Heaphy, who is Catholic, has a master of divinity and a doctorate of ministry in transformational leadership from Boston University and master's degrees in public health and education.
Shenk says her appreciation for the importance of spiritual care stems in part from her work in a research lab focused on scleroderma, a group of rare autoimmune diseases that can cause hardening of skin and connective tissue. Systemic scleroderma can cause problems in the blood vessels, internal organs and digestive tract. Because there is so far
limited treatment for the disease, Shenk says she has seen scleroderma patients struggling to cope and relying on support groups for hope.
"It goes to show that people are creating this in their own way, because it's not offered as a service, to even just connect with other human beings to really talk about what they're going through," she says.
Justice and racial dimensions
In their commentary, Heaphy and Shenk call out access to spiritual care as a health justice issue. They maintain that the care is especially important to people with disabilities, who experience disproportionate levels of isolation and loneliness compared to the general population and make up an estimated one-third of the dual eligible population.
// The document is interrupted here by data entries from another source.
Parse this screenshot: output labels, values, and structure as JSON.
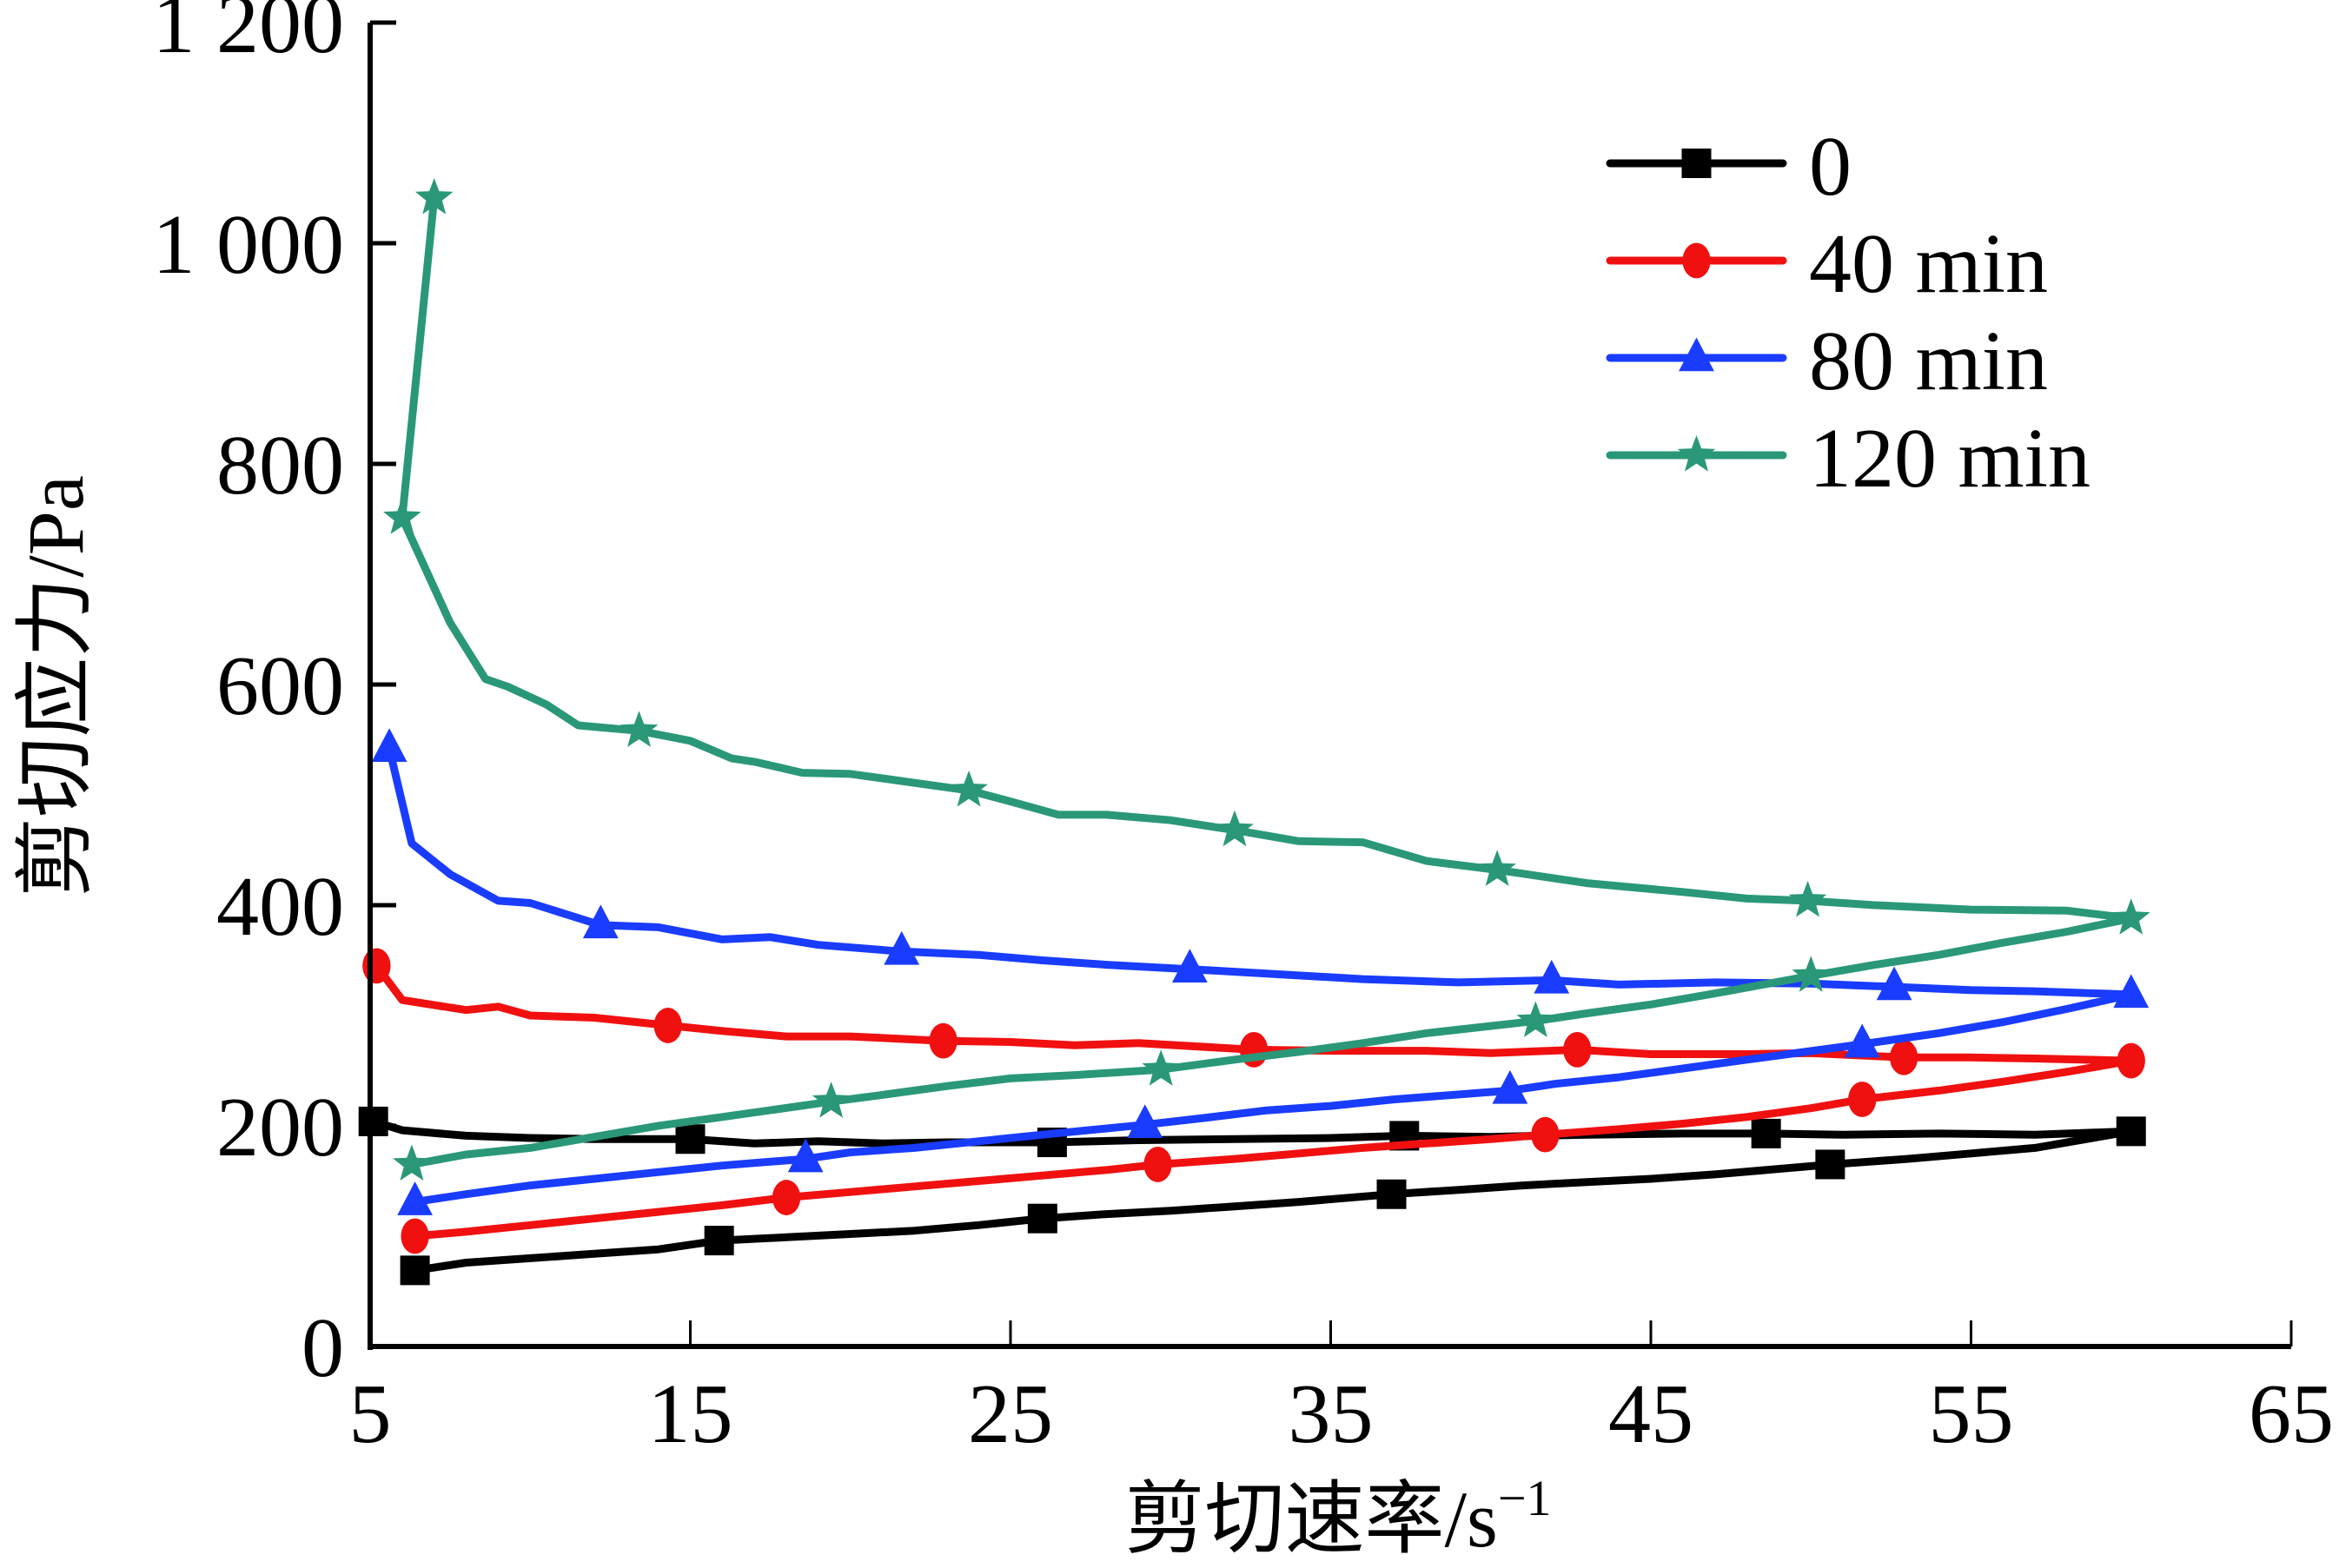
{
  "chart_data": {
    "type": "line",
    "title": "",
    "xlabel": "剪切速率/s",
    "xlabel_superscript": "−1",
    "ylabel": "剪切应力/Pa",
    "xlim": [
      5,
      65
    ],
    "ylim": [
      0,
      1200
    ],
    "x_ticks": [
      5,
      15,
      25,
      35,
      45,
      55,
      65
    ],
    "x_tick_labels": [
      "5",
      "15",
      "25",
      "35",
      "45",
      "55",
      "65"
    ],
    "y_ticks": [
      0,
      200,
      400,
      600,
      800,
      1000,
      1200
    ],
    "y_tick_labels": [
      "0",
      "200",
      "400",
      "600",
      "800",
      "1 000",
      "1 200"
    ],
    "grid": false,
    "legend_position": "top-right",
    "series": [
      {
        "name": "0",
        "color": "#000000",
        "marker": "square",
        "up_curve": {
          "x": [
            6.4,
            8,
            10,
            12,
            14,
            15.9,
            18,
            20,
            22,
            24,
            26,
            28,
            30,
            32,
            34,
            36.9,
            39,
            41,
            43,
            45,
            47,
            50.6,
            53,
            55,
            57,
            60
          ],
          "y": [
            69,
            76,
            80,
            84,
            88,
            96,
            99,
            102,
            105,
            110,
            116,
            120,
            123,
            127,
            131,
            138,
            142,
            146,
            149,
            152,
            156,
            165,
            170,
            175,
            180,
            195
          ]
        },
        "down_curve": {
          "x": [
            5.1,
            6,
            8,
            10,
            12,
            15,
            17,
            19,
            21,
            23,
            26.3,
            29,
            32,
            35,
            37.3,
            40,
            43,
            46,
            48.6,
            51,
            54,
            57,
            60
          ],
          "y": [
            204,
            196,
            191,
            189,
            188,
            188,
            184,
            186,
            184,
            185,
            185,
            187,
            188,
            189,
            191,
            190,
            192,
            193,
            193,
            192,
            193,
            192,
            195
          ]
        },
        "markers": {
          "up": [
            [
              6.4,
              69
            ],
            [
              15.9,
              96
            ],
            [
              26,
              116
            ],
            [
              36.9,
              138
            ],
            [
              50.6,
              165
            ],
            [
              60,
              195
            ]
          ],
          "down": [
            [
              5.1,
              204
            ],
            [
              15,
              188
            ],
            [
              26.3,
              185
            ],
            [
              37.3,
              191
            ],
            [
              48.6,
              193
            ]
          ]
        }
      },
      {
        "name": "40 min",
        "color": "#f01010",
        "marker": "circle",
        "up_curve": {
          "x": [
            6.4,
            8,
            10,
            12,
            14,
            16,
            18,
            20,
            22,
            24,
            26,
            28,
            29.6,
            32,
            34,
            36,
            38,
            40,
            41.7,
            44,
            46,
            48,
            50,
            51.6,
            54,
            56,
            58,
            60
          ],
          "y": [
            100,
            104,
            110,
            116,
            122,
            128,
            135,
            140,
            145,
            150,
            155,
            160,
            165,
            170,
            175,
            180,
            184,
            188,
            192,
            197,
            202,
            208,
            216,
            224,
            232,
            240,
            249,
            259
          ]
        },
        "down_curve": {
          "x": [
            5.2,
            6,
            8,
            9,
            10,
            12,
            14.3,
            16,
            18,
            20,
            22.9,
            25,
            27,
            29,
            32.6,
            35,
            38,
            40,
            42.7,
            45,
            48,
            50,
            52.9,
            55,
            57,
            60
          ],
          "y": [
            345,
            314,
            305,
            308,
            300,
            298,
            291,
            286,
            281,
            281,
            277,
            276,
            273,
            275,
            269,
            268,
            268,
            266,
            269,
            265,
            265,
            266,
            262,
            262,
            261,
            259
          ]
        },
        "markers": {
          "up": [
            [
              6.4,
              100
            ],
            [
              18,
              135
            ],
            [
              29.6,
              165
            ],
            [
              41.7,
              192
            ],
            [
              51.6,
              224
            ],
            [
              60,
              259
            ]
          ],
          "down": [
            [
              5.2,
              345
            ],
            [
              14.3,
              291
            ],
            [
              22.9,
              277
            ],
            [
              32.6,
              269
            ],
            [
              42.7,
              269
            ],
            [
              52.9,
              262
            ]
          ]
        }
      },
      {
        "name": "80 min",
        "color": "#1a3cff",
        "marker": "triangle",
        "up_curve": {
          "x": [
            6.4,
            8,
            10,
            12,
            14,
            16,
            18.6,
            20,
            22,
            24,
            26,
            29.2,
            31,
            33,
            35,
            37,
            40.6,
            42,
            44,
            46,
            48,
            51.6,
            54,
            56,
            58,
            60
          ],
          "y": [
            131,
            138,
            146,
            152,
            158,
            164,
            170,
            176,
            180,
            186,
            192,
            201,
            207,
            214,
            218,
            224,
            232,
            238,
            244,
            252,
            260,
            274,
            284,
            294,
            306,
            319
          ]
        },
        "down_curve": {
          "x": [
            5.6,
            6.3,
            7.5,
            9,
            10,
            12.2,
            14,
            16,
            17.5,
            19,
            21.6,
            24,
            26,
            28,
            30.6,
            33,
            36,
            39,
            41.9,
            44,
            47,
            50,
            52.6,
            55,
            57,
            60
          ],
          "y": [
            542,
            456,
            428,
            404,
            402,
            382,
            380,
            369,
            371,
            364,
            358,
            355,
            350,
            346,
            342,
            338,
            333,
            330,
            332,
            328,
            330,
            329,
            326,
            323,
            322,
            319
          ]
        },
        "markers": {
          "up": [
            [
              6.4,
              131
            ],
            [
              18.6,
              170
            ],
            [
              29.2,
              201
            ],
            [
              40.6,
              232
            ],
            [
              51.6,
              274
            ],
            [
              60,
              319
            ]
          ],
          "down": [
            [
              5.6,
              542
            ],
            [
              12.2,
              382
            ],
            [
              21.6,
              358
            ],
            [
              30.6,
              342
            ],
            [
              41.9,
              332
            ],
            [
              52.6,
              326
            ]
          ]
        }
      },
      {
        "name": "120 min",
        "color": "#2a9878",
        "marker": "star",
        "up_curve": {
          "x": [
            6.3,
            8,
            10,
            12,
            14,
            16,
            19.4,
            21,
            23,
            25,
            27,
            29.7,
            32,
            34,
            36,
            38,
            41.4,
            43,
            45,
            47,
            50,
            52,
            54,
            56,
            58,
            60
          ],
          "y": [
            165,
            174,
            180,
            190,
            200,
            208,
            222,
            228,
            236,
            243,
            246,
            251,
            260,
            267,
            275,
            284,
            295,
            302,
            310,
            320,
            336,
            346,
            355,
            366,
            376,
            388
          ]
        },
        "down_curve": {
          "x": [
            7,
            6,
            7.5,
            8.6,
            9.3,
            10.5,
            11.5,
            13.4,
            15,
            16.3,
            17,
            18.5,
            20,
            21,
            23.7,
            25,
            26.5,
            28,
            30,
            32,
            34,
            36,
            38,
            40.2,
            43,
            46,
            48,
            49.9,
            52,
            55,
            58,
            60
          ],
          "y": [
            1041,
            751,
            656,
            605,
            598,
            582,
            563,
            558,
            549,
            533,
            530,
            520,
            519,
            515,
            504,
            494,
            482,
            482,
            477,
            468,
            458,
            457,
            440,
            432,
            420,
            412,
            406,
            404,
            400,
            396,
            395,
            388
          ]
        },
        "markers": {
          "up": [
            [
              6.3,
              165
            ],
            [
              19.4,
              222
            ],
            [
              29.7,
              251
            ],
            [
              41.4,
              295
            ],
            [
              50,
              336
            ],
            [
              60,
              388
            ]
          ],
          "down": [
            [
              7,
              1041
            ],
            [
              6,
              751
            ],
            [
              13.4,
              558
            ],
            [
              23.7,
              504
            ],
            [
              32,
              468
            ],
            [
              40.2,
              432
            ],
            [
              49.9,
              404
            ]
          ]
        }
      }
    ]
  }
}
Heaphy says faith traditions have too often linked lack of faith and sin with disability and notes there are examples of this in Judeo-Christian Scripture. He says faith communities can also convey this message in their preaching or in how they engage
with persons with disabilities. Spiritual care from trained chaplains, he says, may provide an opportunity to bring healing to those who have had negative experiences with organized religion or have internalized a feeling of sinfulness.
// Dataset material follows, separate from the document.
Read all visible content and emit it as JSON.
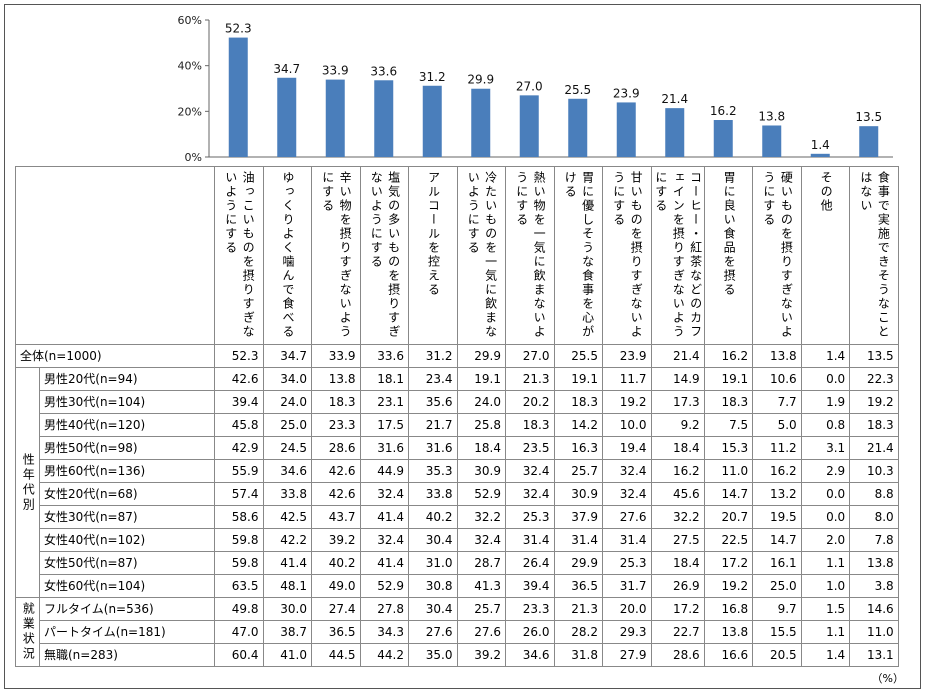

The authors also assert that spiritual care can be of particular importance to African Americans and other minority populations.
Heaphy, who is white, explains that the literature on spiritual care shows that for many African Americans, their spiritual, religious or faith community can serve as a source of resiliency in the midst of systemic racism. He describes how systemic racism
is evident in the level of health disparities and inequities experienced by African Americans and how integration of spiritual care may be a means of countering inequities.
Heaphy says insurance coverage of spiritual care is a touchy subject for many reasons, starting with the health care system's discomfort with spirituality and all things that cannot be empirically measured. There are also concerns and confusion among
some about spiritual care being government support for religion, he says. Another issue is whether adding another benefit would drive medical costs even higher.
"Health care advocates have an obligation to challenge the current barriers to spiritual care to ensure people have access to person-centered care that values people as mind, body and spirit," Heaphy says. "It is imperative that this need be met among
persons with disabilities who already face systems that deny their personhood."